L’écriture de Hubert Haddad est une écriture magnifique, pleine de poésie et incroyablement juste. Rien n’est en trop, tout est parfait, tout est harmonieux, et au cours de ma lecture, j’ai vraiment eu la sensation d’être entourée, enveloppée, dans une bulle de quiétude et de calme, bulle entièrement créée par l’écriture singulière de Hubert Haddad. Mā a été pour moi un livre-promenade, non pas que le propos soit vide de sens, mais c’est une lecture que j’ai vécue comme une véritable contemplation.
Il m’est difficile de vous résumer l’histoire qui est au cœur de Mā. Le roman nous offre à lire une histoire à deux voix, d’un côté Shoichi, jeune homme au début du livre, follement amoureux d’une femme plus âgée, Saori, elle-même fraichement divorcée de son mari, et avec laquelle il entretient une brève et passionnée histoire d’amour. Et de l’autre coté, on trouve Tanoka, haïkiste, auquel Saori a consacré son travail universitaire, mais aussi sa vie. Ces deux destins se font écho du fait d’une douleur commune : Shoichi et Tanoka ont fait l’expérience douloureuse de la perte d’un être cher. On retrouve ces deux êtres, incroyablement mélancoliques et solitaires, dans leurs déambulations. Shoichi adopte en effet le style de vie de Tanoka, et mène une vie d’ascète, il marche sur les traces de son aîné, traversant les mêmes paysages, observant une même vie de solitude. La nature est d’ailleurs à l’honneur dans ce roman, on est comme plongé au milieu de ces paysages de montagnes et de forêts.

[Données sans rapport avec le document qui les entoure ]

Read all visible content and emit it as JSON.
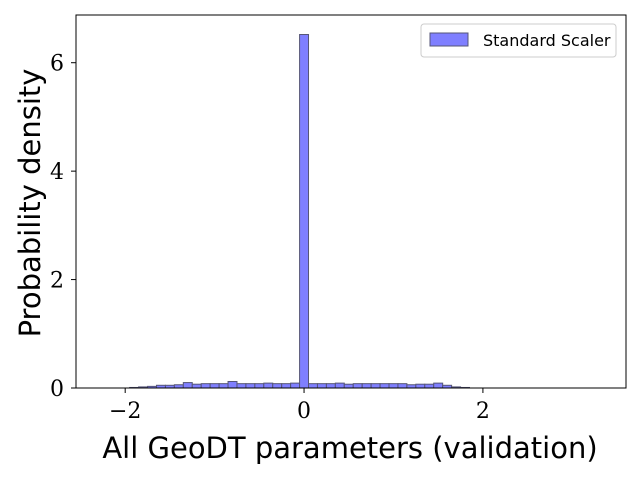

Ce que j’ai trouvé incroyablement émouvant dans ce récit, ce sont ces deux hommes, atteints d’une mélancolie sans nulle pareille, presque pathologique. S’ils font le deuil d’un être cher, ils font aussi, dans une certaine mesure, le deuil de la personne qu’ils étaient, et essayent de trouver une forme de consolation dans la marche. Ils marchent tous deux pour échapper au passé, voire même pour s’abstraire du présent. Toute leur procession à travers ces montagnes et ces forêts ne semble orientée que dans un seul but : se détacher entièrement d’eux-mêmes. La marche leur permet d’être au monde, sans pour autant être étouffé par leur mélancolie et leur chagrin. Ces deux hommes sont incroyablement intéressants, et il est impossible de ne pas s’attacher à eux. On marche avec eux, on apprend à vivre avec eux, on respire avec eux.